TGR5 Activation Ameliorates Mitochondrial Homeostasis via Regulating the PKCδ/Drp1-HK2 Signaling in Diabetic Retinopathy

Meng-Yuan Zhang; Lingpeng Zhu; Xinhua Zheng; Tian-Hua Xie; Wenjuan Wang; Jian Zou; Yan Li; Hong-Ying Li; Jiping Cai; Shun Gu; Yong Yao; Ting-Ting Wei

doi:10.3389/fcell.2021.759421

TGR5 Activation Ameliorates Mitochondrial Homeostasis via Regulating the PKCδ/Drp1-HK2 Signaling in Diabetic Retinopathy

Front Cell Dev Biol. 2022 Jan 14:9:759421. doi: 10.3389/fcell.2021.759421. eCollection 2021.

Authors

Meng-Yuan Zhang¹, Lingpeng Zhu², Xinhua Zheng¹, Tian-Hua Xie¹, Wenjuan Wang², Jian Zou², Yan Li¹, Hong-Ying Li¹, Jiping Cai¹, Shun Gu¹, Yong Yao^{1

3}, Ting-Ting Wei²

Affiliations

¹ Department of Ophthalmology, The Affiliated Wuxi People's Hospital of Nanjing Medical University, Wuxi, China.
² Center of Clinical Research, The Affiliated Wuxi People's Hospital of Nanjing Medical University, Wuxi, China.
³ Department of Ophthalmology, The Affiliated Wuxi No. 2 People's Hospital of Nanjing Medical University, Wuxi, China.

Abstract

Background: Diabetic retinopathy (DR) is one of the most important microvascular diseases of diabetes.
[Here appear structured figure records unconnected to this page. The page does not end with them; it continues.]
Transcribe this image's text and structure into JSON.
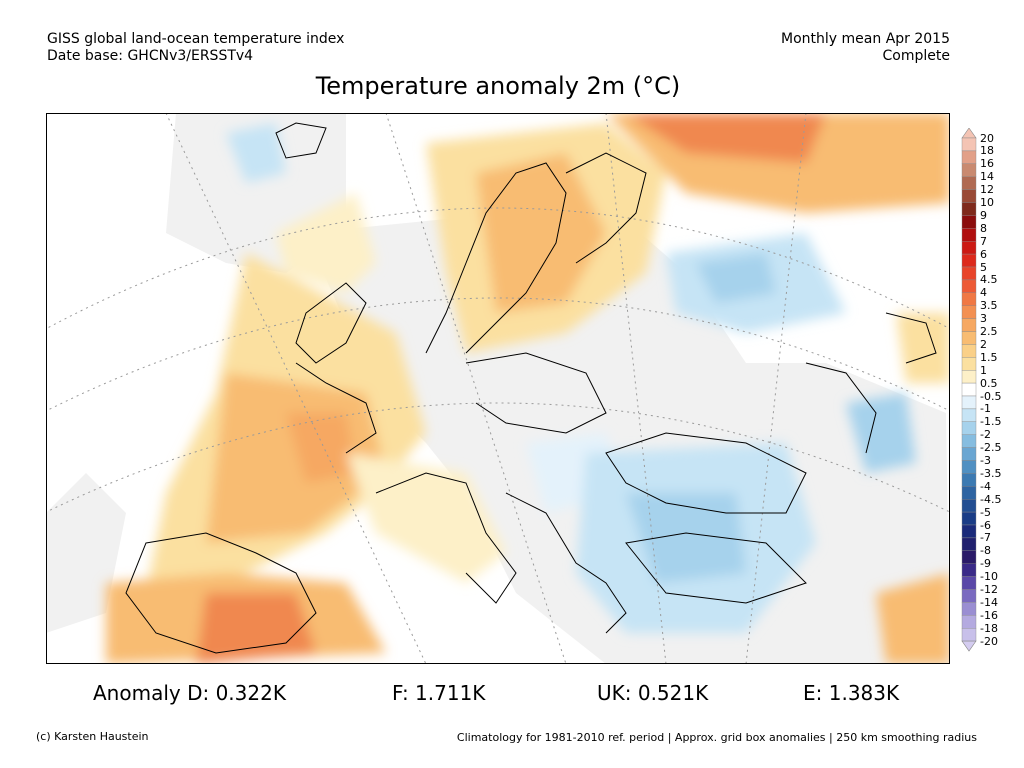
{
  "header": {
    "line1_left": "GISS global land-ocean temperature index",
    "line2_left": "Date base: GHCNv3/ERSSTv4",
    "line1_right": "Monthly mean Apr 2015",
    "line2_right": "Complete"
  },
  "title": "Temperature anomaly 2m (°C)",
  "stats": {
    "d": "Anomaly D: 0.322K",
    "f": "F: 1.711K",
    "uk": "UK: 0.521K",
    "e": "E: 1.383K"
  },
  "footer": {
    "left": "(c) Karsten Haustein",
    "right": "Climatology for 1981-2010 ref. period | Approx. grid box anomalies | 250 km smoothing radius"
  },
  "colorbar": {
    "labels": [
      "20",
      "18",
      "16",
      "14",
      "12",
      "10",
      "9",
      "8",
      "7",
      "6",
      "5",
      "4.5",
      "4",
      "3.5",
      "3",
      "2.5",
      "2",
      "1.5",
      "1",
      "0.5",
      "-0.5",
      "-1",
      "-1.5",
      "-2",
      "-2.5",
      "-3",
      "-3.5",
      "-4",
      "-4.5",
      "-5",
      "-6",
      "-7",
      "-8",
      "-9",
      "-10",
      "-12",
      "-14",
      "-16",
      "-18",
      "-20"
    ],
    "colors": [
      "#f4c4b4",
      "#e2a088",
      "#c98a70",
      "#b06a52",
      "#9a4a36",
      "#7f2a1c",
      "#8b0d0d",
      "#b00f0f",
      "#cc1a14",
      "#dd2a1c",
      "#e8442a",
      "#ed5a36",
      "#f07844",
      "#f39052",
      "#f6a862",
      "#f8bc72",
      "#fad088",
      "#fbe0a0",
      "#fdf0c8",
      "#ffffff",
      "#e4f2fb",
      "#c6e4f5",
      "#a6d2ec",
      "#86bde0",
      "#6aa6d2",
      "#5090c2",
      "#3c7ab2",
      "#2e64a2",
      "#224e92",
      "#1a3c86",
      "#1a2a7a",
      "#20206e",
      "#2a1a68",
      "#3a2a88",
      "#5a48a8",
      "#7a6ac0",
      "#9a8ed2",
      "#b4aae0",
      "#c8c0ea"
    ],
    "arrow_top": "#f4c4b4",
    "arrow_bottom": "#d4ccf0"
  },
  "map": {
    "land_anomaly_colors": {
      "warm_1": "#fdf0c8",
      "warm_2": "#fbe0a0",
      "warm_3": "#f8bc72",
      "warm_4": "#f6a862",
      "warm_5": "#f08850",
      "cool_1": "#e4f2fb",
      "cool_2": "#c6e4f5",
      "cool_3": "#a6d2ec",
      "missing": "#f2f2f2"
    }
  }
}
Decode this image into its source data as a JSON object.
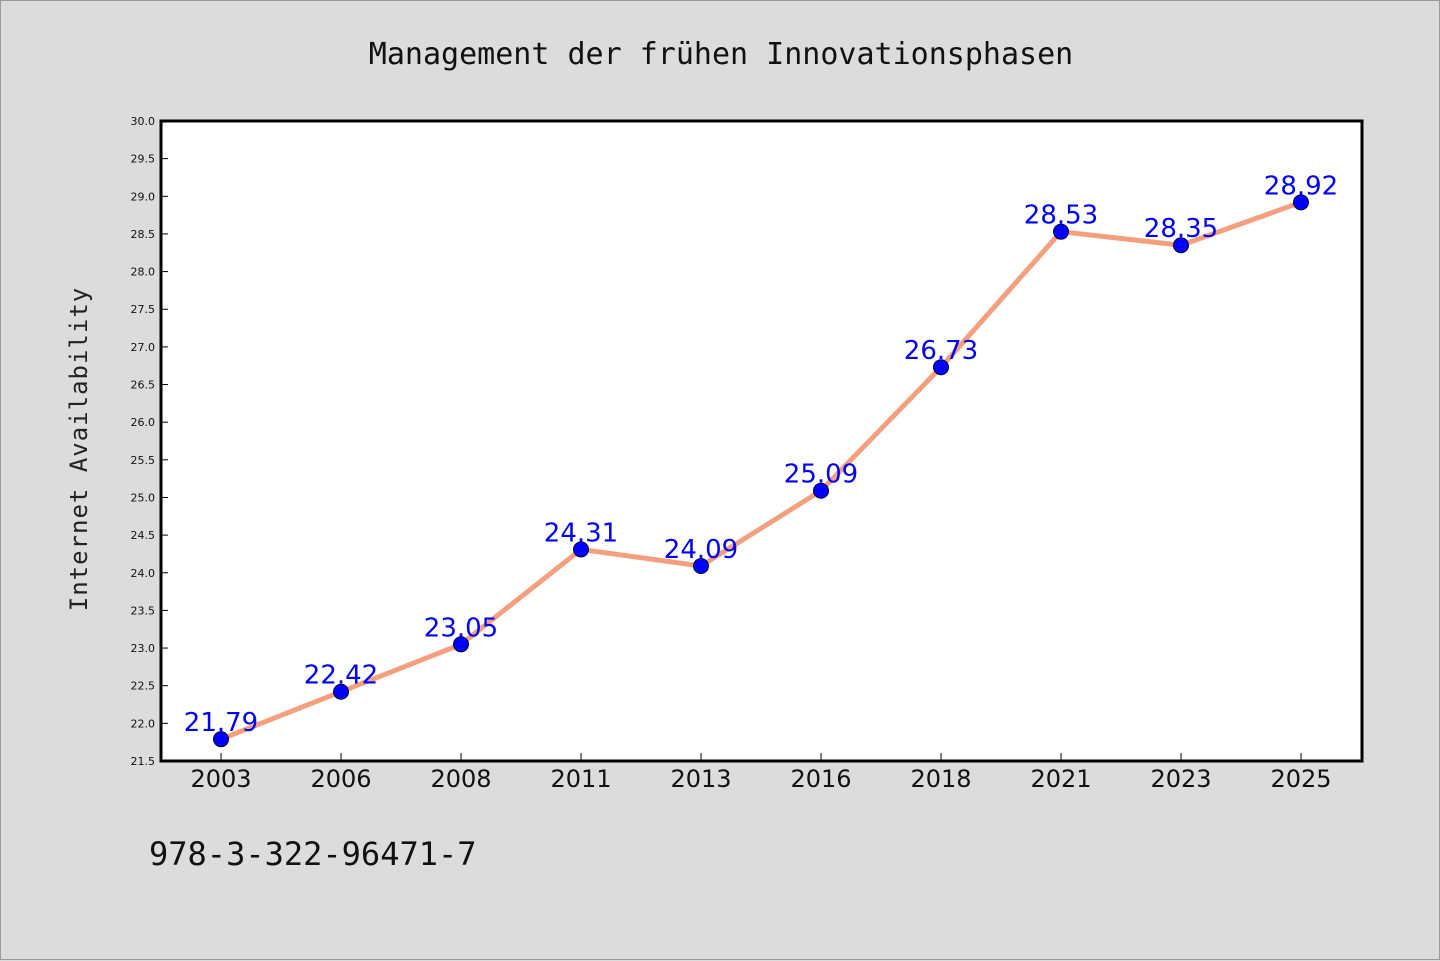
{
  "chart_data": {
    "type": "line",
    "title": "Management der frühen Innovationsphasen",
    "xlabel": "",
    "ylabel": "Internet Availability",
    "x": [
      "2003",
      "2006",
      "2008",
      "2011",
      "2013",
      "2016",
      "2018",
      "2021",
      "2023",
      "2025"
    ],
    "series": [
      {
        "values": [
          21.79,
          22.42,
          23.05,
          24.31,
          24.09,
          25.09,
          26.73,
          28.53,
          28.35,
          28.92
        ],
        "data_labels": [
          "21.79",
          "22.42",
          "23.05",
          "24.31",
          "24.09",
          "25.09",
          "26.73",
          "28.53",
          "28.35",
          "28.92"
        ],
        "line_color": "#f4a07f",
        "marker_color": "#0000ff"
      }
    ],
    "ylim": [
      21.5,
      30.0
    ],
    "yticks": [
      "21.5",
      "22.0",
      "22.5",
      "23.0",
      "23.5",
      "24.0",
      "24.5",
      "25.0",
      "25.5",
      "26.0",
      "26.5",
      "27.0",
      "27.5",
      "28.0",
      "28.5",
      "29.0",
      "29.5",
      "30.0"
    ],
    "grid": false,
    "legend": "none",
    "data_label_color": "#0000ff",
    "background": "#dcdcdc",
    "plot_background": "#ffffff"
  },
  "footnote": "978-3-322-96471-7"
}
Our previous research demonstrated that bile acid G-protein-coupled membrane receptor (TGR5), a novel cell membrane receptor of bile acid, ameliorates the vascular endothelial cell dysfunction in DR. However, the precise mechanism leading to this alteration remains unknown. Thus, the mechanism of TGR5 in the progress of DR should be urgently explored. Methods: In this study, we established high glucose (HG)-induced human retinal vascular endothelial cells (RMECs) and streptozotocin-induced DR rat in vitro and in vivo. The expression of TGR5 was interfered through the specific agonist or siRNA to study the effect of TGR5 on the function of endothelial cell in vitro. Western blot, immunofluorescence and fluorescent probes were used to explore how TGR5 regulated mitochondrial homeostasis and related molecular mechanism. The adeno-associated virus serotype 8-shTGR5 (AAV8-shTGR5) was performed to evaluate retinal dysfunction in vivo and further confirm the role of TGR5 in DR by HE staining, TUNEL staining, PAS staining and Evans Blue dye. Results: We found that TGR5 activation alleviated HG-induced endothelial cell apoptosis by improving mitochondrial homeostasis. Additionally, TGR5 signaling reduced mitochondrial fission by suppressing the Ca²⁺-PKCδ/Drp1 signaling and enhanced mitophagy through the upregulation of the PINK1/Parkin signaling pathway. Furthermore, our result indicated that Drp1 inhibited mitophagy by facilitating the hexokinase (HK) 2 separation from the mitochondria and HK2-PINK1/Parkin signaling. In vivo, intraretinal microvascular abnormalities, including retinal vascular leakage, acellular capillaries and apoptosis, were poor in AAV8-shTGR5-treated group under DR, but this effect was reversed by pretreatment with the mitochondrial fission inhibitor Mdivi-1 or autophagy agonist Rapamycin. Conclusion: Overall, our findings indicated that TGR5 inhibited mitochondrial fission and enhanced mitophagy in RMECs by regulating the PKCδ/Drp1-HK2 signaling pathway. These results revealed the molecular mechanisms underlying the protective effects of TGR5 and suggested that activation of TGR5 might be a potential therapeutic strategy for DR.

Keywords: TGR5; diabetic retinopathy; mitochondrial fission; mitochondrial homeostasis; mitophagy.